Bien sûr, Achab ne le croyait pas et le met en prison. Josaphat et Achab partent à la guerre contre la Syrie, mais lors de la bataille une flèche syrienne atteint Achab entre les mailles de son armure, et le roi saigne à mort. A sa place, régna son fils Achazia. Le chapitre et le livre se termine par un bref résumé du règne de Josaphat, qui aurais tenté une expédition commerciale à Ophir (diversement identifié: l’Arabie du Sud, Afrique de l’Est ou même l’Inde), mais qu’un naufrage brise ses espoirs. A Josaphat alors, lui succède son fils Joram, gendre d’Achab.

Historicité

La «succession au trône de David »

On croit que les chapitres 19-20 du Second livre de Samuel et les deux premiers chapitres du premier livre des Rois formais à l’origine un seul ouvrage plus ancien de la version finale des livres bibliques. Ce texte a été décrit par les spécialistes comme «la succession au trône de David», et est considéré comme l’un des exemples les plus anciens de l’historiographie, antécédent de bien cinq siècles aux écrits de Xénophon. Dans celle-ci, en effet, l’auteur ne se limite pas à rapporter les événements, mais cherche à mettre en évidence pour la première fois les connexions entre les différents événements et leur dépliage. Bien sûr, le premier protagoniste de l’histoire, c’est Dieu Lui-même, qui mène avec les yeux de prévoyance les événements humains.

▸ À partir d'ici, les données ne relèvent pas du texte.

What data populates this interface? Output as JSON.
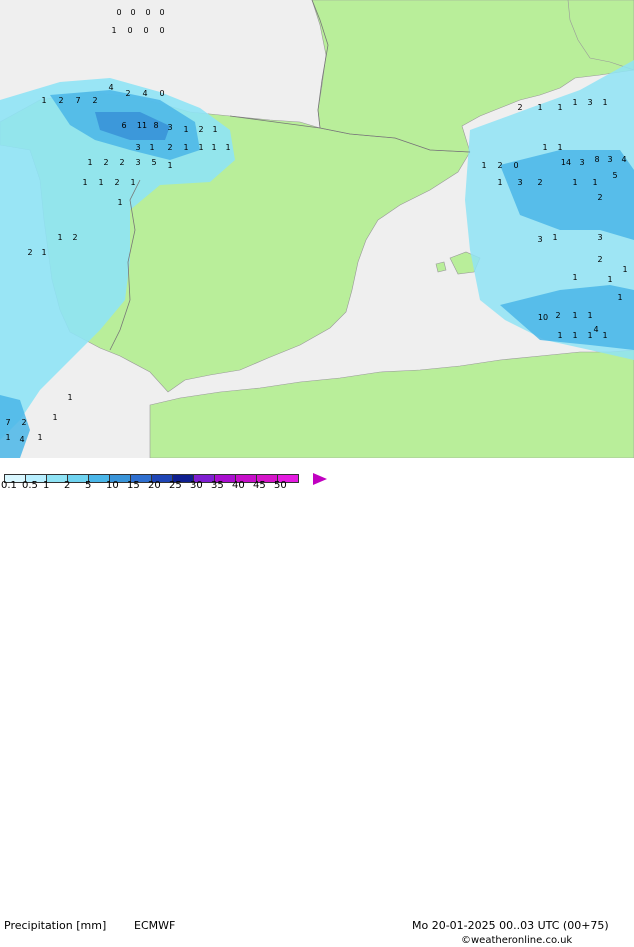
{
  "title": "Precipitation [mm]",
  "model": "ECMWF",
  "valid_time": "Mo 20-01-2025 00..03 UTC (00+75)",
  "credit": "©weatheronline.co.uk",
  "colors": {
    "sea": "#efefef",
    "land": "#b9ee9a",
    "border": "#777777"
  },
  "scale": {
    "ticks": [
      "0.1",
      "0.5",
      "1",
      "2",
      "5",
      "10",
      "15",
      "20",
      "25",
      "30",
      "35",
      "40",
      "45",
      "50"
    ],
    "swatches": [
      "#d9f7ff",
      "#b8efff",
      "#8fe3f5",
      "#6fd3f0",
      "#4ab6e8",
      "#3a94d8",
      "#2f6fcf",
      "#1f45b5",
      "#0f1f8f",
      "#7f1fd1",
      "#a90fcf",
      "#c60fc9",
      "#d515c9",
      "#e41be0"
    ],
    "arrow_color": "#c000c0"
  },
  "map_values": [
    {
      "v": "0"
    },
    {
      "v": "0"
    },
    {
      "v": "0"
    },
    {
      "v": "0"
    },
    {
      "v": "1"
    },
    {
      "v": "0"
    },
    {
      "v": "0"
    },
    {
      "v": "0"
    },
    {
      "v": "1"
    },
    {
      "v": "2"
    },
    {
      "v": "7"
    },
    {
      "v": "2"
    },
    {
      "v": "4"
    },
    {
      "v": "2"
    },
    {
      "v": "4"
    },
    {
      "v": "0"
    },
    {
      "v": "6"
    },
    {
      "v": "11"
    },
    {
      "v": "8"
    },
    {
      "v": "3"
    },
    {
      "v": "1"
    },
    {
      "v": "2"
    },
    {
      "v": "1"
    },
    {
      "v": "3"
    },
    {
      "v": "1"
    },
    {
      "v": "2"
    },
    {
      "v": "1"
    },
    {
      "v": "1"
    },
    {
      "v": "1"
    },
    {
      "v": "1"
    },
    {
      "v": "1"
    },
    {
      "v": "2"
    },
    {
      "v": "2"
    },
    {
      "v": "3"
    },
    {
      "v": "5"
    },
    {
      "v": "1"
    },
    {
      "v": "1"
    },
    {
      "v": "1"
    },
    {
      "v": "2"
    },
    {
      "v": "1"
    },
    {
      "v": "1"
    },
    {
      "v": "2"
    },
    {
      "v": "1"
    },
    {
      "v": "1"
    },
    {
      "v": "1"
    },
    {
      "v": "3"
    },
    {
      "v": "1"
    },
    {
      "v": "1"
    },
    {
      "v": "2"
    },
    {
      "v": "0"
    },
    {
      "v": "14"
    },
    {
      "v": "3"
    },
    {
      "v": "8"
    },
    {
      "v": "3"
    },
    {
      "v": "4"
    },
    {
      "v": "1"
    },
    {
      "v": "1"
    },
    {
      "v": "1"
    },
    {
      "v": "3"
    },
    {
      "v": "2"
    },
    {
      "v": "1"
    },
    {
      "v": "1"
    },
    {
      "v": "5"
    },
    {
      "v": "2"
    },
    {
      "v": "10"
    },
    {
      "v": "2"
    },
    {
      "v": "1"
    },
    {
      "v": "1"
    },
    {
      "v": "4"
    },
    {
      "v": "1"
    },
    {
      "v": "1"
    },
    {
      "v": "1"
    },
    {
      "v": "1"
    },
    {
      "v": "3"
    },
    {
      "v": "1"
    },
    {
      "v": "3"
    },
    {
      "v": "2"
    },
    {
      "v": "1"
    },
    {
      "v": "1"
    },
    {
      "v": "1"
    },
    {
      "v": "1"
    },
    {
      "v": "2"
    },
    {
      "v": "1"
    },
    {
      "v": "1"
    },
    {
      "v": "2"
    },
    {
      "v": "7"
    },
    {
      "v": "2"
    },
    {
      "v": "4"
    },
    {
      "v": "1"
    },
    {
      "v": "1"
    },
    {
      "v": "1"
    },
    {
      "v": "1"
    }
  ]
}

Le «Annales des rois de Juda»

À partir du chapitre 11, avec la narration du péché de Salomon, qui c’est laissé induire à l’idolâtrie par ses épouses païennes, le climat change totalement. C’est justement celle qui, à première vue, il semblerait la partie la plus correctement «historique» dans le livre, c’est à dire la succession des roi judaïques et de Israël, c’est proprement celle qui le plus s’éloigne de la «historiographie» au sens moderne du terme. En fait, ici, l’auteur Deutéronomiste intervient constamment à «repenser» l’histoire de son peuple, mettant en ordre et interprétant les événements en termes religieux. Un souverain est jugé positivement en fonction de trois critères:

La lutte à l’idolâtrie cananéenne ;

La fidélité à la pureté du monothéisme biblique;

La promesse de Dieu à la dynastie davidique, et donc la comparaison avec leurs nobles ancêtres.

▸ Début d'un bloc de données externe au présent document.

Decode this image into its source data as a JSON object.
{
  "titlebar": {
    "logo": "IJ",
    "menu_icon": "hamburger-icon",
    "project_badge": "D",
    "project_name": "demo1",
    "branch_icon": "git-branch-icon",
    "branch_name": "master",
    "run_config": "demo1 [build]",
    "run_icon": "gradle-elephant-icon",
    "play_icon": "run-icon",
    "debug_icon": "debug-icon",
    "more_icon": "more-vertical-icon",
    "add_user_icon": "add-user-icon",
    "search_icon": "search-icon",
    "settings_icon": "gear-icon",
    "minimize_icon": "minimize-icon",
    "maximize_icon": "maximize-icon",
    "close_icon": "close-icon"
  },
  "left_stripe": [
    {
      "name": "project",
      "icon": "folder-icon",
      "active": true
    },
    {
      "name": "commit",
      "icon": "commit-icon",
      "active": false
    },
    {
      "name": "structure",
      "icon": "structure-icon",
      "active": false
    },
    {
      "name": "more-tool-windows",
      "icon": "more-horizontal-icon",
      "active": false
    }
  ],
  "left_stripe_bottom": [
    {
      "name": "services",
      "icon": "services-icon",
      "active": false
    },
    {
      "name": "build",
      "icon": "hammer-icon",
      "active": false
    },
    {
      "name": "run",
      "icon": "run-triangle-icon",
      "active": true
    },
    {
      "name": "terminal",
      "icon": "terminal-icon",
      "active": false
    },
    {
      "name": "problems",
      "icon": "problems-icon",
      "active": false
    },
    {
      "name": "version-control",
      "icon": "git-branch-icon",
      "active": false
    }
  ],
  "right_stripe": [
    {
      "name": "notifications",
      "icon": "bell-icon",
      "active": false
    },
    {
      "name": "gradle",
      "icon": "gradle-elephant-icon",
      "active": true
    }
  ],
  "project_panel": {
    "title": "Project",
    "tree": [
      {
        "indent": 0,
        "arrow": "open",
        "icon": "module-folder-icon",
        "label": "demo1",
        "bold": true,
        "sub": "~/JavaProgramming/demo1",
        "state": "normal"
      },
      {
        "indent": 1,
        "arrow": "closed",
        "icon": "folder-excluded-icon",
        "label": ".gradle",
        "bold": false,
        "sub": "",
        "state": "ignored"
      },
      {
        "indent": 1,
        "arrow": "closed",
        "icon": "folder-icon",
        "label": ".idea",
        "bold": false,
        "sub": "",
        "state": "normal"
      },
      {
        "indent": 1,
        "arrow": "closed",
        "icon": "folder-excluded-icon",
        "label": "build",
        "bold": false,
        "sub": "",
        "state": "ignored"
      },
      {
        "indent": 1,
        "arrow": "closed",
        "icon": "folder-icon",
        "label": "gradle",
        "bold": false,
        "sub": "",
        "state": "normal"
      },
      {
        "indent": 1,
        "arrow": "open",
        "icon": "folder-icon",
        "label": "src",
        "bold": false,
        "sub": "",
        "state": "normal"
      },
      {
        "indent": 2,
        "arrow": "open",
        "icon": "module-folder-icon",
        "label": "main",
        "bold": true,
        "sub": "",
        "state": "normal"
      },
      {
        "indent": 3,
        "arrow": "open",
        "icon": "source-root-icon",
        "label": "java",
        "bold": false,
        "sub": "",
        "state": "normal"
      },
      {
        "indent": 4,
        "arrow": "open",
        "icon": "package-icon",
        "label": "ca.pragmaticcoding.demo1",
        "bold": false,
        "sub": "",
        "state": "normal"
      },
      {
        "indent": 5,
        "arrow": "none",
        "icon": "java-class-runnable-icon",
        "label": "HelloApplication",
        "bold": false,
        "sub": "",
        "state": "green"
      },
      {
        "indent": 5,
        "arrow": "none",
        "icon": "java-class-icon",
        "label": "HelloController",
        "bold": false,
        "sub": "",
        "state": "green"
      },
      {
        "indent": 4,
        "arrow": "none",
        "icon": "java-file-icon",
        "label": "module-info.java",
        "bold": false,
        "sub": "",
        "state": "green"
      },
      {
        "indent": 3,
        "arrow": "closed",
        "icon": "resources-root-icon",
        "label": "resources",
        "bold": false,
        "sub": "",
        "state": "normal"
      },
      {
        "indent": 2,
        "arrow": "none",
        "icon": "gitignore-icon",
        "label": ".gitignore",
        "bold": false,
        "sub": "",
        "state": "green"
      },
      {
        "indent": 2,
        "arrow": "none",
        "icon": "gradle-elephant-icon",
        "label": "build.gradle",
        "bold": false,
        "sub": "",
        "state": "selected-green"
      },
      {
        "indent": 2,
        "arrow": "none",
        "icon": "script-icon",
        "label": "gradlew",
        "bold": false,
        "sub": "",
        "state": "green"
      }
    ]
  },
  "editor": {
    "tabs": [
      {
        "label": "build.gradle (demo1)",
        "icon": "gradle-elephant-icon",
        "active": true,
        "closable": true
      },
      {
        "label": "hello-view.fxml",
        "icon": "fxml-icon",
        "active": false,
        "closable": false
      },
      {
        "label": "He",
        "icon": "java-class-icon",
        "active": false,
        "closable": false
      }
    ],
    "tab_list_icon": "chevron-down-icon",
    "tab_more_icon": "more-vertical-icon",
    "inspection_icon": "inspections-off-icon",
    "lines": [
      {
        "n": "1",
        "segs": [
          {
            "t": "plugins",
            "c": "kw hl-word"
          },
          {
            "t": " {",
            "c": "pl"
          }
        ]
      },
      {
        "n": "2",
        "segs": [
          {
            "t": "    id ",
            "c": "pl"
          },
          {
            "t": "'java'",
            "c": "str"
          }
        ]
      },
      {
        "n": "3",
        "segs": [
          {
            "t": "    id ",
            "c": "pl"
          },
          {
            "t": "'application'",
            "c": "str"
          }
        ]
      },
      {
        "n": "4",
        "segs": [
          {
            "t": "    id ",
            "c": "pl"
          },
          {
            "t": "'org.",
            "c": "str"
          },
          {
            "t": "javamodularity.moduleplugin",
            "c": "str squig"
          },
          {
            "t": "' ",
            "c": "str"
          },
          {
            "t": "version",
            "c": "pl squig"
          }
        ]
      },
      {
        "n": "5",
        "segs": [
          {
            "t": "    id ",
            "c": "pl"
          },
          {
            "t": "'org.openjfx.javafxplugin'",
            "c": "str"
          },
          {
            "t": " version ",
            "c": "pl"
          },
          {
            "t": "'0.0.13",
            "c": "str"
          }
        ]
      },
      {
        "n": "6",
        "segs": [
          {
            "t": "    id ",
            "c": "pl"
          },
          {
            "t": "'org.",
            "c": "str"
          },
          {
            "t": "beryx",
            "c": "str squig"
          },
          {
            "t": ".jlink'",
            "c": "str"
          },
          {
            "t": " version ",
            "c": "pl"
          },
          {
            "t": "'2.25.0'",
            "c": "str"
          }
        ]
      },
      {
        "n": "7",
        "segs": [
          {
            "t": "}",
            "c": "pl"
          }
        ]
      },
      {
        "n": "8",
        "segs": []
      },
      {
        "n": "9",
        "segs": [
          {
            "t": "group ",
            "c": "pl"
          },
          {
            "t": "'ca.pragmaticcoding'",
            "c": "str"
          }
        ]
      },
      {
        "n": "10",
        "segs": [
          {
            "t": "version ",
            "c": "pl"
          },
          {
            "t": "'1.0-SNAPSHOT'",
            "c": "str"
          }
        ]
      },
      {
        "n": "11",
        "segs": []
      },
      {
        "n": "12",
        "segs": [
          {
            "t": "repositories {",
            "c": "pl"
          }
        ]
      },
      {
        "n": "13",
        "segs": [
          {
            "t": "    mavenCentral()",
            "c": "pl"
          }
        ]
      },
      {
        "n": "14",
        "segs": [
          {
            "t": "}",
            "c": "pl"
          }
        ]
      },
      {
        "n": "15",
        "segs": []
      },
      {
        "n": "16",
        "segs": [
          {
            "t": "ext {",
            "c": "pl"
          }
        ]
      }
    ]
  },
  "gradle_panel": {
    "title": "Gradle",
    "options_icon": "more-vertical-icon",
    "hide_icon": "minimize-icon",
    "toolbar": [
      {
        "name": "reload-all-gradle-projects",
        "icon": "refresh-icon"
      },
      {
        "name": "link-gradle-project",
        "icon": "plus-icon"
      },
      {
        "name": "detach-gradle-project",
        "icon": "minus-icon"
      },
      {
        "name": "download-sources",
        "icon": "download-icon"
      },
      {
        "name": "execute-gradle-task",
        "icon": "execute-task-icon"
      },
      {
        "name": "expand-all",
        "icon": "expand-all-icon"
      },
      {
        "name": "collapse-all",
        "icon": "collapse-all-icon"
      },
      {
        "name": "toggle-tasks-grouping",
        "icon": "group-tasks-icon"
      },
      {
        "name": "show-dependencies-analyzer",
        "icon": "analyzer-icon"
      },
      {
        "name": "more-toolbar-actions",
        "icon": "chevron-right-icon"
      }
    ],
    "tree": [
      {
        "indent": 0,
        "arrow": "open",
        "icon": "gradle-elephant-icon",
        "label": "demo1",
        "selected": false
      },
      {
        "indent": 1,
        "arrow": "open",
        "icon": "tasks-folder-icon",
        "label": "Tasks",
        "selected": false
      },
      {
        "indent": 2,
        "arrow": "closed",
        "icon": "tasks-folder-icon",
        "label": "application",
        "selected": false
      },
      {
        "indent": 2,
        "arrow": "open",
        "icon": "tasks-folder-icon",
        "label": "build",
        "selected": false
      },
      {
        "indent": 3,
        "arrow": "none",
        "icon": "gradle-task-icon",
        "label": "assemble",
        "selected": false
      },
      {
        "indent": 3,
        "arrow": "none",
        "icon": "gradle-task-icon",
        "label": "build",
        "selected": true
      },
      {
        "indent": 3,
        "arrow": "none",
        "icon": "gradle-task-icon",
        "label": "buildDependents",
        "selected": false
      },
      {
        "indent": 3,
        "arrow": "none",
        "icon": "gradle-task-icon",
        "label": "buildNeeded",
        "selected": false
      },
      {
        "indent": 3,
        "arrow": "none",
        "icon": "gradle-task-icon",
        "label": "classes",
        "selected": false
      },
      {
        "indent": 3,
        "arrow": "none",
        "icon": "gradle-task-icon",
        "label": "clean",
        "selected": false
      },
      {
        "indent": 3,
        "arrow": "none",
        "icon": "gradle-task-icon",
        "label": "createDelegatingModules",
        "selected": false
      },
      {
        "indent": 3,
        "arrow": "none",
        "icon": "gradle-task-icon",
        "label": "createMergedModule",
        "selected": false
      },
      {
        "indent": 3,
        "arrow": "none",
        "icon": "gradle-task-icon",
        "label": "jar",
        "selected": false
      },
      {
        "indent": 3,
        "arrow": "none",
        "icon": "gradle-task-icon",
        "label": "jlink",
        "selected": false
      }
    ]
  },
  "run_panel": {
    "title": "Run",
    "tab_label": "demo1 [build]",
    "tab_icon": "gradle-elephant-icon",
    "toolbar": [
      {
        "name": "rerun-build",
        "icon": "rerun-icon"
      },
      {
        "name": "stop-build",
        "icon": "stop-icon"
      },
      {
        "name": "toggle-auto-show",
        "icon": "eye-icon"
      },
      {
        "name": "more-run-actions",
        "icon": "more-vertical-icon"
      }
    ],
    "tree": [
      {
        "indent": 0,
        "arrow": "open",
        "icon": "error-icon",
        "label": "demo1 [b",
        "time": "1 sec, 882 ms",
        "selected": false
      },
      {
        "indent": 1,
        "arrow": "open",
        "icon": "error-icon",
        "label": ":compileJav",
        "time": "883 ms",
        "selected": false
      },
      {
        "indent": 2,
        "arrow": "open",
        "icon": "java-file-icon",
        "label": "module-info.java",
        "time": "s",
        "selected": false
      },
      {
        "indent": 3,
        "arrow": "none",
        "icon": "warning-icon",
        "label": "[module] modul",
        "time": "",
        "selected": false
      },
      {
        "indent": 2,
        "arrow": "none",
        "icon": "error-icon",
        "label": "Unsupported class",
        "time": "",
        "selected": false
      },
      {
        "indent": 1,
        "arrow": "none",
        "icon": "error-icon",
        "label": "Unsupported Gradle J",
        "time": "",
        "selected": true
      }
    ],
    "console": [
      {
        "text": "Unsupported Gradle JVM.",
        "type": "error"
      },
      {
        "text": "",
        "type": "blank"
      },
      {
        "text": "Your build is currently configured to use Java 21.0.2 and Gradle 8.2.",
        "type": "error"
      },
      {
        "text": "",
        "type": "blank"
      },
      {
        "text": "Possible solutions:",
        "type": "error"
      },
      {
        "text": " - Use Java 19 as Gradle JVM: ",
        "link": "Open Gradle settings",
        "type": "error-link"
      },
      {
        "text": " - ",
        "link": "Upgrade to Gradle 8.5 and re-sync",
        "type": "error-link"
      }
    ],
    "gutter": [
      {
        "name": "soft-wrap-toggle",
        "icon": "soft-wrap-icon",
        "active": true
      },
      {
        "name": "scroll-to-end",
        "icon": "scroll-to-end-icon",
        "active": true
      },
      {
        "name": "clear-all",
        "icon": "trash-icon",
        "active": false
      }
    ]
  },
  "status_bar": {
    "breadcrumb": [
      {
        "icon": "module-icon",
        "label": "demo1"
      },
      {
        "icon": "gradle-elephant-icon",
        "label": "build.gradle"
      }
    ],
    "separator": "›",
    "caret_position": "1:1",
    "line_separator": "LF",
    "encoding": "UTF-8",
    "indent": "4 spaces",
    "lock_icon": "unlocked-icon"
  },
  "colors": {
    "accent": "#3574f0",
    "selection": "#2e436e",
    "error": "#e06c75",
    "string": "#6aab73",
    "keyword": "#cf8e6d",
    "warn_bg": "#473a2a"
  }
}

Inévitablement, le jugement de l’auteur devient très sévère en ce qui concerne la majorité des souverains, en particulier contre ceux du royaume du Nord, coupable d’avoir mis deux veaux d’or dans les sanctuaires de Béthel et Dan (1 Rois 12:26-31), aux deux extrémités opposées du royaume, afin d’empêcher les pèlerinages des 10 tribus du nord à Jérusalem, et donc à leur retour dans la sphère d’influence juive. Ces souverains sont exclus de la promesse divine d’un Royaume Éternel faite à la dynastie davidique précisément à cause de ce péché d’idolâtrie.

LePharaon Shishak

Important, du point de vue historique, c’est la mention du pharaon égyptien Shishak dans 1 Rois 14:25, bien connus, même en dehors du texte biblique. Dans les sources égyptiennes, il est appelé Shoshenq; régna de 945 à 925 avant JC et fonda la dynastie XXIII.

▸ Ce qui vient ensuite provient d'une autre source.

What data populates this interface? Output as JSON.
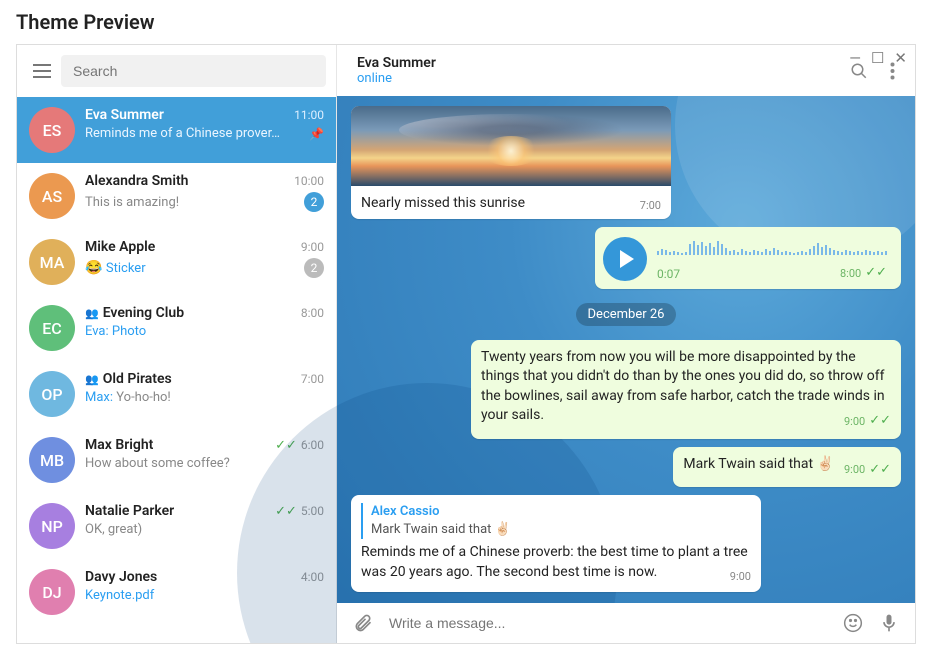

Avec sa campagne en Palestine, il a tenté de réaffirmer la domination égyptienne dans cette région, après les gloires du règne de Ramsès II et le déclin subséquent. Le texte biblique dit qu’il a pris possession des vases d’or du Temple de Salomon, à l’évidence ce qui signifie qu’il a soumis le royaume de Juda en un lourd tribut.

Samarie L’un des actes politiques les plus importants du roi Omri était la fondation de la nouvelle capitale, Samarie (1 Rois 16:24). Les fouilles archéologiques menées sur place ont confirmé qu’elle en fait est née au IXe siècle av. JC, ont été mis en lumière le palais royal de Samarie, et les murs de fortification, mais aussi plusieurs «ostraca», des tablettes d’argile inscrits, qui donnent des détails de gestion administrative et économique.

La ville a été conquise et détruite par les Assyriens de Sargon II en 721 avant JC, et une seconde fois par Jean Hyrcan en 107 avant JC, mais Hérode la reconstruit et la rebaptise somptueusement Sébaste (en grec «Auguste»), en l’honneur de l’empereur romain Octave Auguste, qui l’avait confirmé sur le trône.